A decision tree was developed assessing both endoscopic drainage strategies for patients with PP: LAMS and PS over a 6-month time horizon. For each strategy, inpatients received a stent and were followed for subsequent need for direct further interventions or adverse events leading to unplanned endoscopy, PCD, surgery, or successful endoscopic drainage using probabilities obtained from the literature. The unit of effectiveness was successful endoscopic drainage without need for PCD or surgery. Sensitivity analyses were performed.

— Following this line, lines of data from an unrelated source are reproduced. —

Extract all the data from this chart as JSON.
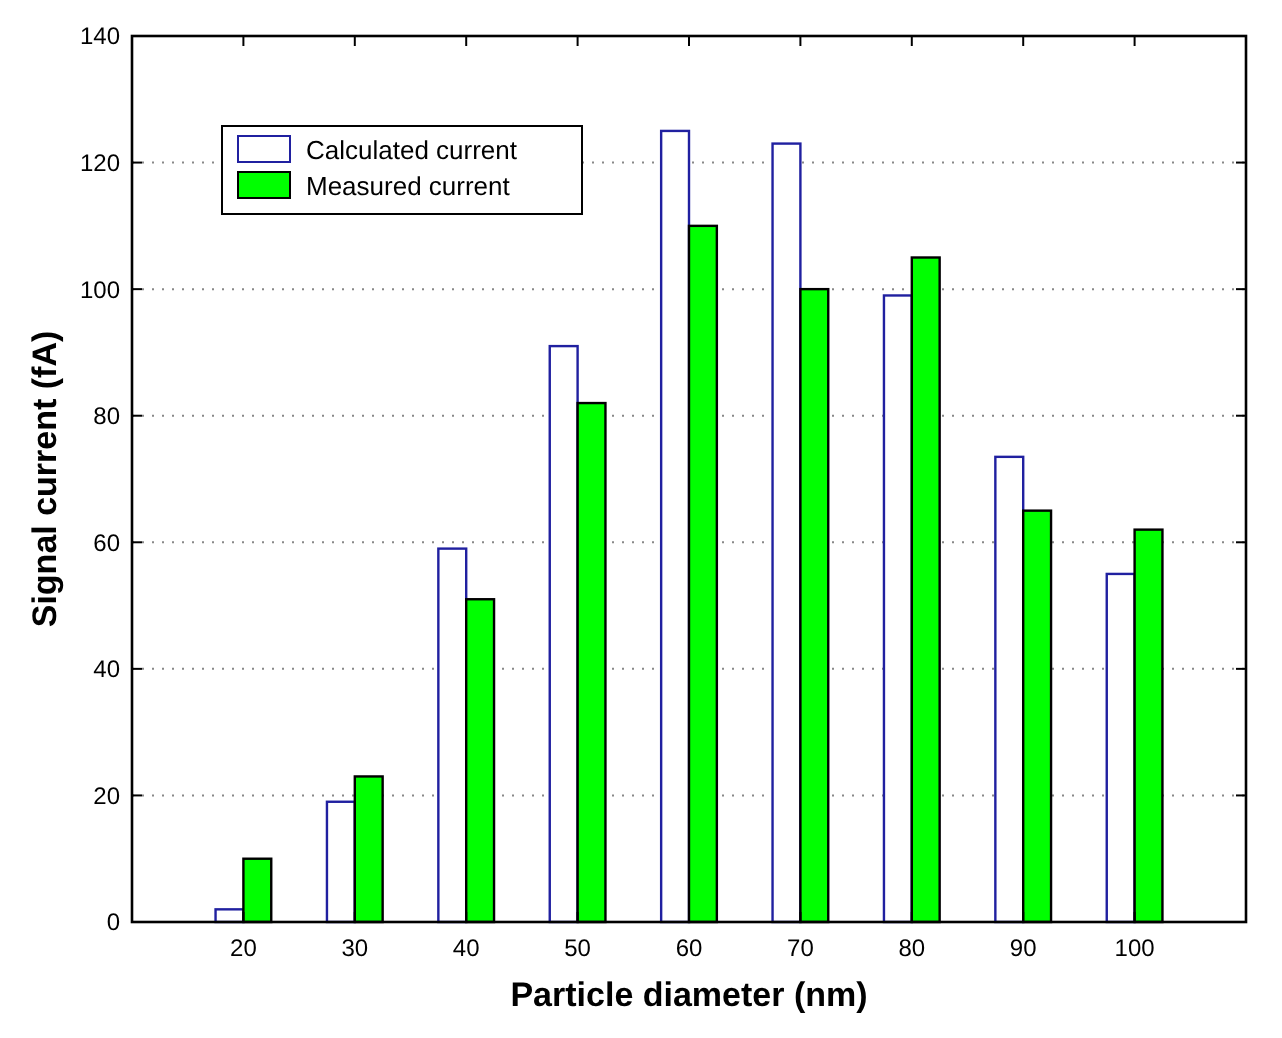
{
  "chart_data": {
    "type": "bar",
    "xlabel": "Particle diameter (nm)",
    "ylabel": "Signal current (fA)",
    "categories": [
      "20",
      "30",
      "40",
      "50",
      "60",
      "70",
      "80",
      "90",
      "100"
    ],
    "series": [
      {
        "name": "Calculated current",
        "color": "#ffffff",
        "values": [
          2,
          19,
          59,
          91,
          125,
          123,
          99,
          73.5,
          55
        ]
      },
      {
        "name": "Measured current",
        "color": "#00ff00",
        "values": [
          10,
          23,
          51,
          82,
          110,
          100,
          105,
          65,
          62
        ]
      }
    ],
    "ylim": [
      0,
      140
    ],
    "yticks": [
      0,
      20,
      40,
      60,
      80,
      100,
      120,
      140
    ],
    "grid": "y",
    "legend": "top left"
  }
}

Success rates were 93.9 % for LAMS and 96.96 % for PS. Respective costs per successful drainage were US $ 18,129 (LAMS) and US $ 10,403 (PS). The LAMS strategy was thus characterized as dominated by the PS approach because it was costlier and less effective than PS. Both deterministic and probabilistic sensitivity analyses confirmed the robustness of these findings.

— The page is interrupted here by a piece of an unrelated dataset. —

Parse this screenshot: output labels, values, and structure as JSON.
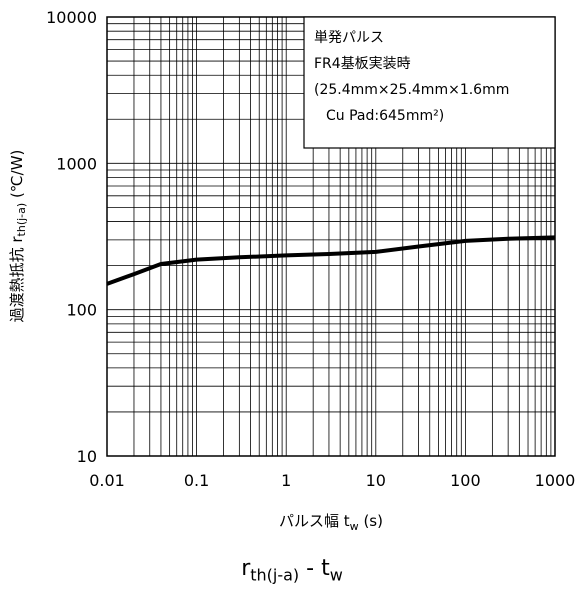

Use of LAMS is not less effective and more costly than PS in management of patients with PP. As such, PS should be preferred over LAMS as initial management of these patients.
内镜超声引导下引流是治疗胰腺假性囊肿(PP)的一种有效且被认可的主要方式。一种管腔贴壁金属支架(LAMS)最近专门被研发用于胰腺液体积聚的引流,它可能优于传统塑料支架(PS),但成本更高。由于使用支架存在计划外内镜检查、经皮引流(PCD)和手术的风险,其成本也应纳入比较,因此应进行LAMS和PS的成本效益分析。
构建了一个决策树,评估PP患者的两种内镜引流策略:LAMS和PS,时间跨度为6个月。对于每种策略,住院患者接受一个支架,并根据从文献中获得的概率跟踪后续是否需要直接进一步干预或导致计划外内镜检查、PCD、手术或成功内镜引流的不良事件。有效性的单位是无需PCD或手术的成功内镜引流。进行了敏感性分析。
LAMS的成功率为93.9%,PS的成功率为96.96%。每次成功引流的成本分别为18,129美元(LAMS)和10,403美元(PS)。因此,LAMS策略的特点是被PS方法主导,因为它比PS成本更高且效果更差。确定性和概率性敏感性分析均证实了这些结果的稳健性。
在PP患者的管理中,使用LAMS并不比PS效果更好且成本更高。因此,作为这些患者的初始管理,应首选PS而非LAMS。